Creations by Lynn Weiss ~ Independent Stampin' Up! Demonstrator


Saturday, April 06, 2013

Helpful Tips for Water-coloring With Re-inkers

It seems that whenever I post a creation that shows water-coloring I get nice comments (thank you for that!)  and a lot of questions asking how to achieve good results, what supplies am I using, etc... While I was busy water-coloring a set of cards last week using Secret Garden & Summer Afternoon I decided to take some step by step photos to show how I color my images.

For me I find it easiest to use my Aqua Painter and Classic Ink. I like to squeeze a little re-inker in the lid of my ink pad or simply squeeze the ink pad to leave extra ink on the lid and I pick up the color with my brush and away I go. I use Stazon Ink to get a nice crisp image that will not bleed. While water color paper is certainly a good option, I tend to mostly just use Whisper White or Very Vanilla card stock.

Here's my image stamped in Black Stazon on Whisper White. Make sure to have paper towel handy to blot any excess water that may flow through the Aqua painter. For this reason I have found it best to only fill the barrel about half full. Don't squeeze because you don't need a lot of water.

I pick up some ink with my brush and start painting where I want the darkest parts to be. In the case of this flower the insides of the petals at the edges where the petals meet and where a petal might have a slight fold or bend, would be the darkest areas.
Make sure to leave some light, white areas as you are coloring. Allow the colors to blend and fade before reloading your brush with more color. You can always add more color...but once it's there you cannot take it away. When you re-load your brush with color add it to the areas you want darkest, or blot off excess color onto scrap if you are done with the darkest areas.
I went back and darkened up petals in above photo and was ready to add some contrasting color. I started with the center, as I wanted that the darkest.

See how the bottom part of the center is a little darker and I worked my way up to the top center as the color started to fade? This makes it appear to have a highlight on the center. I decided to add the Rich Razzleberry color I used here to the petals as well.
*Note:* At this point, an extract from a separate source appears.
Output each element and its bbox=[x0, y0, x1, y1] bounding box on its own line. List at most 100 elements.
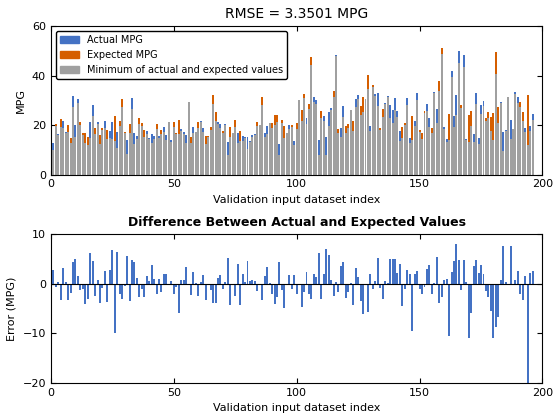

This tied in with the color scheme of my finished card. I could have also used a darker blue at this time or any other contrasting color to get a totally different look. Here is the flower on my finished card.
My top 3 tips:

  • Don't use too much water...otherwise colors will get too light and paper can become pilled/over worked.
  • Make sure to leave very light, even white areas for highlights
  • Practice! The more you practice the better you will become! 

Hope this helps!


ajyoyo said...

Wow! Thanks for the excellent paint lesson! I cannot wait to try this. You are such an inspiration. I had my first SU! workshop yesterday and it was a great success! Yay. Such a great group of women. Are you still doing workshops? I'll message you. Thanks for sharing this info. It helps us "wanna bes"! So beautiful!

Denise Willerton said...

Lynn, thanks so much for this ~ I usually grab my blender pens, but you have inspired me to give my aqua painter more practice time! Fabulous your blog, I've been following you for quite some time and really enjoy my time with you! have a blessed day :-)

DonnaJ9 said...

That's terrific information, Lynn. Thank you so much! With the subtle color changes, you make it look like it was done on a much more delicate type of paper. Just beautiful!

Lynn said...

Thanks for taking the time to leave such nice comments ladies! I'm glad you found this info useful!